Rezension

Niemand ist perfekt!

Stell dir vor, dass ich dich liebe - Jennifer Niven

Stell dir vor, dass ich dich liebe
von Jennifer Niven

Bewertet mit 4.5 Sternen

Das Cover fällt gleich ins Auge, wegen seiner knalligen Farbe und auch der verspielte Inhalt des Sterns zeigt eine sehr romantische Szene. Doch die Handlung basiert auf problematischen Themen und ist nicht so rosarot und weichgespült, wie es das Cover vermuten lässt. Die Protagonisten bieten einiges an Zündstoff für eine emotionale Achterbahnfahrt der Gefühle.

Jack erkennt nicht mal seine engsten Familienmitglieder am Gesicht und muss sich deshalb an Äußerlichkeiten orientieren, was man als neurologische Störung im Gehirn mit dem Namen Prosopagnosie bezeichnet. Libby hat schon Schlagzeilen als Amerikas dickster Teenager gemacht. Trotz einer sensationellen Gewichtsabnahme wiegt sie immer noch viel zu viel, um von anderen Jugendlichen akzeptiert zu werden.
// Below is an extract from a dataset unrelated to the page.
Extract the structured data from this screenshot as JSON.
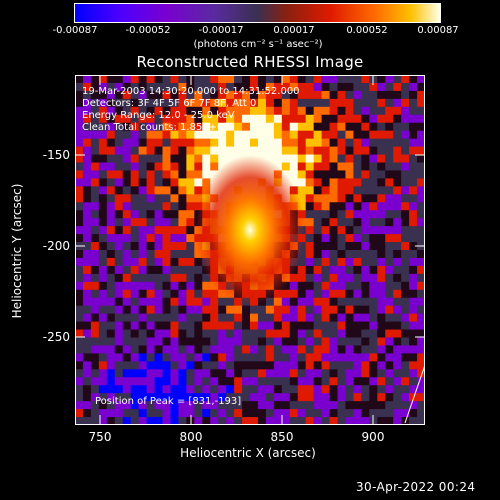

Zumal sie neu an die Schule kommt. Durch ein idiotisches und entwürdigendes "Spiel" treffen Jack und Libby im wahrsten Sinne des Wortes aufeinander...

Den Anfang macht ein kurzer Brief, den Jack an Libby schreibt und man kann sich da bereits vorstellen, dass er Libby wehtun und sie enttäuschen wird. Wie es dazu kommt, wird in Rückblenden abwechselnd aus der Sicht von Libby und Jack erzählt. Dazwischen sind auch immer wieder Zeitsprünge, denen man aber gut folgen kann. Schon nach wenigen, kurzen Beschreibungen der beiden Hauptpersonen, konnte ich mich gut in sie hineinversetzen und ihre Probleme nachvollziehen, weil sie sehr ehrlich und schonungslos von ihren Erfahrungen berichten. Der Schreibstil ist direkt und ohne Schnörkel, mit einigen witzigen Sprüchen gewürzt, die sehr unterhaltsam zu lesen sind. Auch die authentischen und lebensnahen Dialoge sind glaubhaft. Über Jacks Listen, die manchmal passend zu dem gerade Gelesenen auftauchen, musste ich richtig lachen. Sie sind aufschlussreich, witzig und lockern die Kapitel zusätzlich auf.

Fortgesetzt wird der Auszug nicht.